Autoridades bolivianas disseram ao Itamaraty que o brasileiro teria participado do sequestro do filho de um senador em Cobija. A mulher de Nascimento, boliviana, chegou a ser presa sob a mesma suspeita, mas depois foi solta. 

A polícia boliviana não fala do caso. Nascimento, que nega ter participado do sequestro, ainda não foi julgado.

Um policial brasileiro, Maicon Cezar Alves dos Santos, foi condenado em março deste ano no Acre a sete anos de prisão pelo sequestro de Nascimento. Em depoimento à PF, o agora ex-agente disse que três policiais bolivianos levaram a vítima a Cobija.

Nascimento ficou dois meses preso na cidade boliviana, onde diz ter sido agredido pelos carcereiros. Na sequência, foi transferido para a cadeia de San Pedro de Chonchocoro, no entorno de La Paz.
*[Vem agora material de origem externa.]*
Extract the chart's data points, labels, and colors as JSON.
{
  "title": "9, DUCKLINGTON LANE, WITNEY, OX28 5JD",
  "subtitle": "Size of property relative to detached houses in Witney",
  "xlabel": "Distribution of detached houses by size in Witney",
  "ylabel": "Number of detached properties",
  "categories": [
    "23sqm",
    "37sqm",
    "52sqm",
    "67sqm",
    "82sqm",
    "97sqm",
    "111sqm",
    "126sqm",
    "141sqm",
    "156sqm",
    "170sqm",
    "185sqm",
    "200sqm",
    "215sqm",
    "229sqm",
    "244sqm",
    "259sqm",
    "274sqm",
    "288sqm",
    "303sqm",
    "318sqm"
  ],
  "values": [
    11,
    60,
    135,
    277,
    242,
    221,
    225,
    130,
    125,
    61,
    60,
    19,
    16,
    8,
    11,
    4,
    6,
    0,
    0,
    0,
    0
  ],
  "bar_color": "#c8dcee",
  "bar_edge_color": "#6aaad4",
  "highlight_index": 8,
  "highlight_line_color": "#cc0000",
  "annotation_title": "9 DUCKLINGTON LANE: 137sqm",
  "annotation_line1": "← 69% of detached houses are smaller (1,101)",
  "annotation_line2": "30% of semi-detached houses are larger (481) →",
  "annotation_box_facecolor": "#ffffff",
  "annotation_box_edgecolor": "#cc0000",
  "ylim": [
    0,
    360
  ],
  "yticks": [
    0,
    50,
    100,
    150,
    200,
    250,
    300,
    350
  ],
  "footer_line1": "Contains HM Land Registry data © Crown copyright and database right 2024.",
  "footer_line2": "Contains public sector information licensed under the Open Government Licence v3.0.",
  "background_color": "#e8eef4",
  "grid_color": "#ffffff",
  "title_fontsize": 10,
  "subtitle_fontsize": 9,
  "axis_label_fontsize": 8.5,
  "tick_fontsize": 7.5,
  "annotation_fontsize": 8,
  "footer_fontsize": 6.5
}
Na cadeia, há comércio informal para a venda de lanches, créditos para celular, cigarros e roupas, descreve o brasileiro, que diz passar frio porque suas roupas são inadequadas para o clima da região. 

Os presos de Chonchocoro não recebem uniforme. Amigos lhe deram algumas peças, insuficientes para aquecê-lo.

A família não tem dinheiro para ajudá-lo. A irmã, Dilma Nogueira, 37, afirma ter feito um depósito na conta de um agente penitenciário, que depois repassaria o montante a Nascimento.

Para o Ministério Público do Acre, o brasileiro foi sequestrado por autoridades bolivianas em ação ilegal que violou o território nacional. "Não há dúvida de que ele foi sequestrado", diz o promotor Ildon Maximiliano, que comandou as investigações. O caso foi encerrado depois da condenação de Maicon dos Santos.

O promotor disse que o resultado do trabalho foi entregue à Polícia Federal. A reportagem tentou ouvir a PF no Acre, sem resposta. A superintendência em Brasília informou que só a unidade acreana pode tratar do assunto.

O Itamaraty diz acompanhar o caso e prestar assistência consular. Em nota, afirma que "o embaixador do Brasil na Bolívia [Raymundo Santos Rocha Magno] se reuniu com as vice-ministras das Relações Exteriores e de Assuntos Consulares da Bolívia para solicitar esclarecimentos das circunstâncias da prisão".

"Delas ouviu que Nascimento teria sido preso em Cobija, Bolívia, e não em território brasileiro", encerra a nota.

Questionada, a polícia nacional boliviana afirmou que os três policiais citados por Santos foram transferidos de Cobija, mas não informou para onde. Quanto ao possível sequestro, o órgão disse apenas que o governo boliviano já tratou do caso com Brasília.